Enlargement of the lateral cerebral ventricles is one of the earliest reported structural brain imaging abnormalities found in schizophrenia, as well as one of the most stable findings in morphometric investigations (1). However, it is unclear whether ventricular changes are related to focal or diffuse volume reduction of brain parenchyma. Previous studies have implicated preferential enlargement of certain parts of the ventricular system, such as the temporal horn or body of the ventricles (2). This might suggest that ventricular enlargement in these patients is related to specific shrinkage of gray matter/white matter structures, rather than diffuse brain atrophy. Structures implicated in schizophrenia such as the thalamus, hippocampus, or corpus callosum are located adjacent to or near the ventricles and show structural alteration in schizophrenia (1). Here we tested the hypothesis that ventricular enlargement in schizophrenia is related to focal volume loss. Deformation-based morphometry (3, 4) was applied to obtain statistical parametric maps indicating areas of volume change correlated to ventricle-brain ratio (VBR) as a measure of ventricular enlargement.
Method
High-resolution T1-weighted magnetic resonance imaging scans of 39 patients (12 women, 27 men) who met DSM-III-R criteria for schizophrenia were obtained with a GE Signa 5x system (General Electric Medical Systems, Milwaukee) using a spoiled gradient recall acquisition pulse sequence (TR=24 msec, TE=5 msec, flip angle=40°) with contiguous 1.2-mm thick axial slices (in-plane matrix: 256×256, field of view=23 cm, voxel dimension: 0.89×0.89×1.2 mm). The patients, a group studied in a previous validation report on deformation-based morphometry (4), ranged in age from 18 to 65 years (mean=37.2 years, SD=12.14); 34 were right-handed, two were left-handed, and three were ambidextrous. Thirty-seven of the patients were evaluated with the 18-item Brief Psychiatric Rating Scale (BPRS) (mean score=50.3 [SD=12.7, range=30–83, minimum possible rating=18]). Diagnosis of schizophrenia (N=35) or schizoaffective disorder (N=4) was determined with a structured psychiatric interview, the Comprehensive Assessment of Symptoms and History (5). Individuals with a history of substance abuse/dependence, neurological disorder, or head trauma were excluded. All patients were assessed for their capacity to give consent by a board-certified psychiatrist, and written informed consent was obtained for a protocol approved by the local institutional review board.
We first obtained volume measures of the lateral ventricles by using a semimanual tracing procedure implemented in the Multi-Image Processing Software package (Neuroscience PET Laboratory, Mount Sinai School of Medicine, New York) and calculated VBRs as a normalized measure (2). The reliability of this procedure was assessed by outlining ventricles in eight subjects by two tracers (intraclass correlation=0.98 [2]).
For deformation-based morphometry analysis, we first applied a linear, affine normalization algorithm (SPM 99 software, Institute of Neurology, London) for reorientation of images in space and correction of overall brain width, height, and length without changing local anatomy of the brains, thus transforming images to a standard stereotactic space equivalent to Talairach space (6).
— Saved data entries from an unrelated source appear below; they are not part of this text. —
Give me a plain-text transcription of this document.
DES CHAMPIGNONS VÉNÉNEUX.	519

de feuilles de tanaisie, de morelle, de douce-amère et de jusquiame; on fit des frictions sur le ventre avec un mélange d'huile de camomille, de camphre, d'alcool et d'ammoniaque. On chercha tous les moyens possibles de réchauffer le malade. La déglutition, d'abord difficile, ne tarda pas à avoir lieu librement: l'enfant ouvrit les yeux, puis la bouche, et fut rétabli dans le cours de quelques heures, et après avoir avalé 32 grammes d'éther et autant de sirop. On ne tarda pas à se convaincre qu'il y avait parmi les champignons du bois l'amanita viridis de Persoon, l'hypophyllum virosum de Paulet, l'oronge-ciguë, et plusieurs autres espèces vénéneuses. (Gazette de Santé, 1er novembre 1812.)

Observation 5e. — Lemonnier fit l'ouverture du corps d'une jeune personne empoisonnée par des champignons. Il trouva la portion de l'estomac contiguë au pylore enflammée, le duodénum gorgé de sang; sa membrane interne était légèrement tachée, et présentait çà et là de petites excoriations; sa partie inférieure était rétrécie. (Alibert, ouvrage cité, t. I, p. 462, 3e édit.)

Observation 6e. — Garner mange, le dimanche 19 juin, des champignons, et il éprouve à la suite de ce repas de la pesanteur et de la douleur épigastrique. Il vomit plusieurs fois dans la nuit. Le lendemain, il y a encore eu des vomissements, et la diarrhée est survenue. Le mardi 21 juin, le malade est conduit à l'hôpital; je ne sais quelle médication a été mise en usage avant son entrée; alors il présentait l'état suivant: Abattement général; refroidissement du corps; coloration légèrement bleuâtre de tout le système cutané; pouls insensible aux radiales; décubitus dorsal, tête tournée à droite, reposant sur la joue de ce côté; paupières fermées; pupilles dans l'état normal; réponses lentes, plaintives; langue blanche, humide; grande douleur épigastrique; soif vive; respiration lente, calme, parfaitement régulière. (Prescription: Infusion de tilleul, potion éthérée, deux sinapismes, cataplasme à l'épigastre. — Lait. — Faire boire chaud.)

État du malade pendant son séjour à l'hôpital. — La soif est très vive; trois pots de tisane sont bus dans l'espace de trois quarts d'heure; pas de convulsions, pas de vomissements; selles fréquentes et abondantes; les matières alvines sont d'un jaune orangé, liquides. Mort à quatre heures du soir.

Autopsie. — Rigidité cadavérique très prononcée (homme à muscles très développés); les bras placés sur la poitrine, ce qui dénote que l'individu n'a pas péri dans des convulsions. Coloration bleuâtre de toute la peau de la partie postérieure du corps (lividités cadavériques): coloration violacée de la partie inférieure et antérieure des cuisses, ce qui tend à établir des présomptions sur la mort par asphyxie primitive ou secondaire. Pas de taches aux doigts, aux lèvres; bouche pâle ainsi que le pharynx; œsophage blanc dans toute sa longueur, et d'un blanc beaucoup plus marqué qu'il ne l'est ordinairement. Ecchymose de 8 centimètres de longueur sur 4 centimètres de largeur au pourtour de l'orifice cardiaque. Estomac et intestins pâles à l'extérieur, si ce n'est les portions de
Then we applied nonlinear normalization, warping every subject brain to a single template brain through a multigrid algorithm (7). From resulting three-dimensional deformation fields (consisting of three-dimensional displacement vectors in every voxel of the image), we computed the Jacobian determinant to obtain voxel-wise maps of local volume change (4) relative to the template. For statistical analysis, we applied a general linear model (multiple regression with VBR as a covariate, equalling a voxel-wise correlation analysis) to examine pixel by pixel the relationship between VBR and local volume throughout the brain. To remove variance related to age effects we entered age into the model as a confounding variable.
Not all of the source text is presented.